Hovind: The prosecution rests, the defense slips on banana peels

Today the prosecution in the tax-evasion trial of YEC lunatic Kent Hovind rested its case. The defense, it is reported, will not present a case, perhaps as they haven’t got one.

Just to give you an idea of what an inept loser Hovind has in his attorney, Alan Richey, this little gem: when IRS Agent Scott Schnieder was on the stand, Richey spent most of his cross throwing out stupid red herrings about Schnieder’s qualifications and doing his best to tap dance around the facts. This so pissed off the judge that Richey was admonished for his irrelevant and pointless questioning.

“Does everyone in your office pay their fair share of taxes?” Richey asked Schneider. Schneider didn’t respond because Assistant U.S. Attorney Michelle Heldmyer objected and the judge agreed it was irrelevant.

When Richey spent several minutes looking for documents, Rodgers excused the jury. She then told Richey he was wasting their time. Rodgers then suggested Richey come in earlier or stay later to make sure his files were organized.

Gales of derisive laughter!

Florida schadenfreude continues: Hovind’s hubris will bring him down!
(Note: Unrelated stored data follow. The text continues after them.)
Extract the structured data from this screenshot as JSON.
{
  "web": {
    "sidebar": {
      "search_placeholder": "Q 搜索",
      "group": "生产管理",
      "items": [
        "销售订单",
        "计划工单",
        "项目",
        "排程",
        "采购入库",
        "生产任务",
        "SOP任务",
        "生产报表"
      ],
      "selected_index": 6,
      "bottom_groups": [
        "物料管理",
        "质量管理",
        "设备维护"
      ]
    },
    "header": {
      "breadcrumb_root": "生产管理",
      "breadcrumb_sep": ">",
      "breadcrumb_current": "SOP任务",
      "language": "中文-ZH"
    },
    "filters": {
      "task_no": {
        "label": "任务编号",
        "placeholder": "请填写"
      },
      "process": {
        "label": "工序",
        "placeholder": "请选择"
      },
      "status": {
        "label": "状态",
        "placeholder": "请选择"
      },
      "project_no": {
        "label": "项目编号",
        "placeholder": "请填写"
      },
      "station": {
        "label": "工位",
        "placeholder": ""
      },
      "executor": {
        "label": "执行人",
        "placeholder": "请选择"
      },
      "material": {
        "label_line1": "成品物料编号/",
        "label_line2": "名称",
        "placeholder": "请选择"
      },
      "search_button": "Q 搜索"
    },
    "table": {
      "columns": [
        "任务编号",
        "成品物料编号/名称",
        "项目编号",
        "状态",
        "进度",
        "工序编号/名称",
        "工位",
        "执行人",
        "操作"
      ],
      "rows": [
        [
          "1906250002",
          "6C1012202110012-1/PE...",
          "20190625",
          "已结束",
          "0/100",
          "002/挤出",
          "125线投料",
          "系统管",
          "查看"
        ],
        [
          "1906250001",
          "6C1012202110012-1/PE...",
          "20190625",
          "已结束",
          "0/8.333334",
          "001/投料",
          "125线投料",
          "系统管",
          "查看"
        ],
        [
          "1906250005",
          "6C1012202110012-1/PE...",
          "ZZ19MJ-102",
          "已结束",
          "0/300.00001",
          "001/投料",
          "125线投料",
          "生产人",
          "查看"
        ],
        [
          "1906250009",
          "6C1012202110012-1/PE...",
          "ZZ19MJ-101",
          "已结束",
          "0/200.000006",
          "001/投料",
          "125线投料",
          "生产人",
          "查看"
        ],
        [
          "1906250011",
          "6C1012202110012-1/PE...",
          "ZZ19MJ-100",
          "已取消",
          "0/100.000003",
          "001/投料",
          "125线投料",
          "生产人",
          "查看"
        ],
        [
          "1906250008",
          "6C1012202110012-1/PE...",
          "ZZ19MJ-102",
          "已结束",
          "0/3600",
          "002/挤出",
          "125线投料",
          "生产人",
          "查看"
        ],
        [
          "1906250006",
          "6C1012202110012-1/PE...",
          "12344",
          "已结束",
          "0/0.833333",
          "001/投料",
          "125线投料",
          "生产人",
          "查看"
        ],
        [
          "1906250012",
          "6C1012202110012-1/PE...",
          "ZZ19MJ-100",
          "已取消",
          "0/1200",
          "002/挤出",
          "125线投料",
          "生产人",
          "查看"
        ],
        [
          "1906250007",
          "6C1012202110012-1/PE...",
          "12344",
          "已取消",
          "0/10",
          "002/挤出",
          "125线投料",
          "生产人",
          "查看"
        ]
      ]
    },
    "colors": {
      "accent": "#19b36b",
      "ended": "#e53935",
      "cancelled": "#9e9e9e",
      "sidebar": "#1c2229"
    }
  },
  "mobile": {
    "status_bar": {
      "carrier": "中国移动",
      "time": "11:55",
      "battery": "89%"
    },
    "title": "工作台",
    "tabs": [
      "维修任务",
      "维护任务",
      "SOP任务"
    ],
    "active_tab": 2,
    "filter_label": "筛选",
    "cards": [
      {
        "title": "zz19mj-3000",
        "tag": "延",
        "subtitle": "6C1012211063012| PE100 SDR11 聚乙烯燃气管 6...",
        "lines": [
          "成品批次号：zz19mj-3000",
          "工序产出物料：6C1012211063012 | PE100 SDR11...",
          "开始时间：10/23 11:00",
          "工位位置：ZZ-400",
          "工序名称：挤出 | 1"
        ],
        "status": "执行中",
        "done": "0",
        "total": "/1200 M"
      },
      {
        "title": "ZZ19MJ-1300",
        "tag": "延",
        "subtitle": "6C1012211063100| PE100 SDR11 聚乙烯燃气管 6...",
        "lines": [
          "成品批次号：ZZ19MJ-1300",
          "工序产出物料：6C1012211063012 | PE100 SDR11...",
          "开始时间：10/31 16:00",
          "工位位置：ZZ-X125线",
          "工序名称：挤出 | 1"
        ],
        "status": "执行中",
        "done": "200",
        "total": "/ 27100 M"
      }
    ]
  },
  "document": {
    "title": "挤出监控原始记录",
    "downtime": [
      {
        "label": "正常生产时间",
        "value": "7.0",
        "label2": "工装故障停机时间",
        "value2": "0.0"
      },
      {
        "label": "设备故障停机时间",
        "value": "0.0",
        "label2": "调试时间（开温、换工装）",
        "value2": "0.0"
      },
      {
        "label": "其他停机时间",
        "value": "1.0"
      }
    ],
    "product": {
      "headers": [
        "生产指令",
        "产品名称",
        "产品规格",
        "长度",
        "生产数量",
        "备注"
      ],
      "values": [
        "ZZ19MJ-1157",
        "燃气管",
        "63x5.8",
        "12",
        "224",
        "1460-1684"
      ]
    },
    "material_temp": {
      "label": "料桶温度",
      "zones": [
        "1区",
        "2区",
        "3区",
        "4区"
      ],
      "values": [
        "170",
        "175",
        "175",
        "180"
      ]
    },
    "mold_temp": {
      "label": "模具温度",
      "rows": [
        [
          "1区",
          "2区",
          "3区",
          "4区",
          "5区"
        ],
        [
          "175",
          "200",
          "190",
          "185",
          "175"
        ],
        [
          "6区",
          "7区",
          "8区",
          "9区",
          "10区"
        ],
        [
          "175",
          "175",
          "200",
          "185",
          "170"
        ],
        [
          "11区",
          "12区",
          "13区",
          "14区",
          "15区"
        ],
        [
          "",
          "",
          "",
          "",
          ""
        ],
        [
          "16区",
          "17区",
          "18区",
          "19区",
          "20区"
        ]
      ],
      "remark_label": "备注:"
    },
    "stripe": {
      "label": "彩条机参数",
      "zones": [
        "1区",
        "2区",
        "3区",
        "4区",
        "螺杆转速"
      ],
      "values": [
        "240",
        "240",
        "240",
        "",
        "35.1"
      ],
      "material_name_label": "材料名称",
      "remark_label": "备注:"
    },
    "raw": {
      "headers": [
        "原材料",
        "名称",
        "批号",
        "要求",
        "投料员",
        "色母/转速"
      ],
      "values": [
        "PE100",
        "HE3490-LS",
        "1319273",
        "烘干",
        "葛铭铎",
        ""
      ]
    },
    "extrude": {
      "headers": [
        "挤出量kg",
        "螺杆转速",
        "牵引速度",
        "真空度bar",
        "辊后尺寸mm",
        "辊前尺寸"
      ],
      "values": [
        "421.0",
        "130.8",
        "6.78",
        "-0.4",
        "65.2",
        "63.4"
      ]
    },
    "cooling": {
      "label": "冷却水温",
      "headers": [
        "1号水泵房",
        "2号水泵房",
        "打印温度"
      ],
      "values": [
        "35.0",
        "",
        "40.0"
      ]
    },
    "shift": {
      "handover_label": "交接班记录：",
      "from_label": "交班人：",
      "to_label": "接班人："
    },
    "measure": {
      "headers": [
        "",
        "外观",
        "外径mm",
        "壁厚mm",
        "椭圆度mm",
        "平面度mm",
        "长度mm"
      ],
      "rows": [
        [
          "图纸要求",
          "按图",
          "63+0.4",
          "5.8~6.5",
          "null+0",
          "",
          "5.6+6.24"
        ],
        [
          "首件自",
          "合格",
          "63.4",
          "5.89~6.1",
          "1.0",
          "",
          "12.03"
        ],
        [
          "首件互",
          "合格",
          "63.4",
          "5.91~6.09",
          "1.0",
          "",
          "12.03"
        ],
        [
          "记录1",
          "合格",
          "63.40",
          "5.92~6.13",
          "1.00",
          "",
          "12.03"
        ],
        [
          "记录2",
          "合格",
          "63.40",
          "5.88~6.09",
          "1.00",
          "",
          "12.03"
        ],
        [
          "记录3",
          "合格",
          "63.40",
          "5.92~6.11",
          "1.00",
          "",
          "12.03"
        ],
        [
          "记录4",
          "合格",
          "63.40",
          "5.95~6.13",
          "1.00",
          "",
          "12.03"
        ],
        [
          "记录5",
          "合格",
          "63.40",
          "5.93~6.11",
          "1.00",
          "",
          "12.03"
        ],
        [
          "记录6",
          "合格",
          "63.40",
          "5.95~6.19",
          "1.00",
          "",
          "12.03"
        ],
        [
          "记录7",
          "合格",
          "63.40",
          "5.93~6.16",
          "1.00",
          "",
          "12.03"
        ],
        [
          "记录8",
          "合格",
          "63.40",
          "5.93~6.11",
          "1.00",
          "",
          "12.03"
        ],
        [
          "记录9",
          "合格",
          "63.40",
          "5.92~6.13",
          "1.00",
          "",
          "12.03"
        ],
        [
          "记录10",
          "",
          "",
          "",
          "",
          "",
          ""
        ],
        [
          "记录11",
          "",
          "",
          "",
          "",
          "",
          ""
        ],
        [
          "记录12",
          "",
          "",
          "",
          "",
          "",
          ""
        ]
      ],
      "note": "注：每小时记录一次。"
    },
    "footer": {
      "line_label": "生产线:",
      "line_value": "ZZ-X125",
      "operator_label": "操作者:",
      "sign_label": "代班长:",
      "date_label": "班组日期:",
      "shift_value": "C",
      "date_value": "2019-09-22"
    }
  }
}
One can only imagine the glare on his face, and the word “Judas!” stuck on an endless loop inside his ever-so-loopy mind, as Kent Hovind watched his lawyer friend David Charles Gibbs effectively tie his noose on the stand in his tax-evasion trial. According to Gibbs, Hovind’s belief that he owed no taxes was rooted in a rather inflated sense of self-regard…

“He tried to stress to me that he was like the pope and this was like the Vatican,” Seminole attorney David Charles Gibbs testified at Hovind’s trial before U.S. District Judge Casey Rodgers.

LOL, ROTFL, and other snarky internet abbreviations! Even as an atheist I stand in awe of Michelangelo’s achievement on the Sistine Chapel ceiling. How deluded must Dr. Dumbo be to think the plywood cutout dinosaurs in his dippy theme park deserve comparison even on the subatomic scale?

Gibbs said Hovind tried to persuade him he had no obligation to pay employee income taxes and explained with “a great deal of bravado” how he had “beat the tax system.”

Gibbs said Hovind also told him he preferred to deal in cash and that when you are “dealing with cash there is not way to trace it, so it wasn’t taxable.”

Hey, it works for drug dealers, right?

When you think you’re the Invisible Sky Fairy’s official spokesman on Earth, I’m sure a bit of cockiness is in order, but here old Kent clearly isn’t even being subtle about thinking the laws of the land don’t apply to him, and proclaiming it loudly to boot.

Check the article’s comments, too. The majority of Christians are openly abandoning Hovind, if they ever accepted him in the first place. His only supporters are from the lunatic fringe of tax protesters, paranoid conspiracy theorists, and those guys who hang out in rural cabins with canned food, a shotgun, and a tinfoil hat, waiting for the Apocalypse.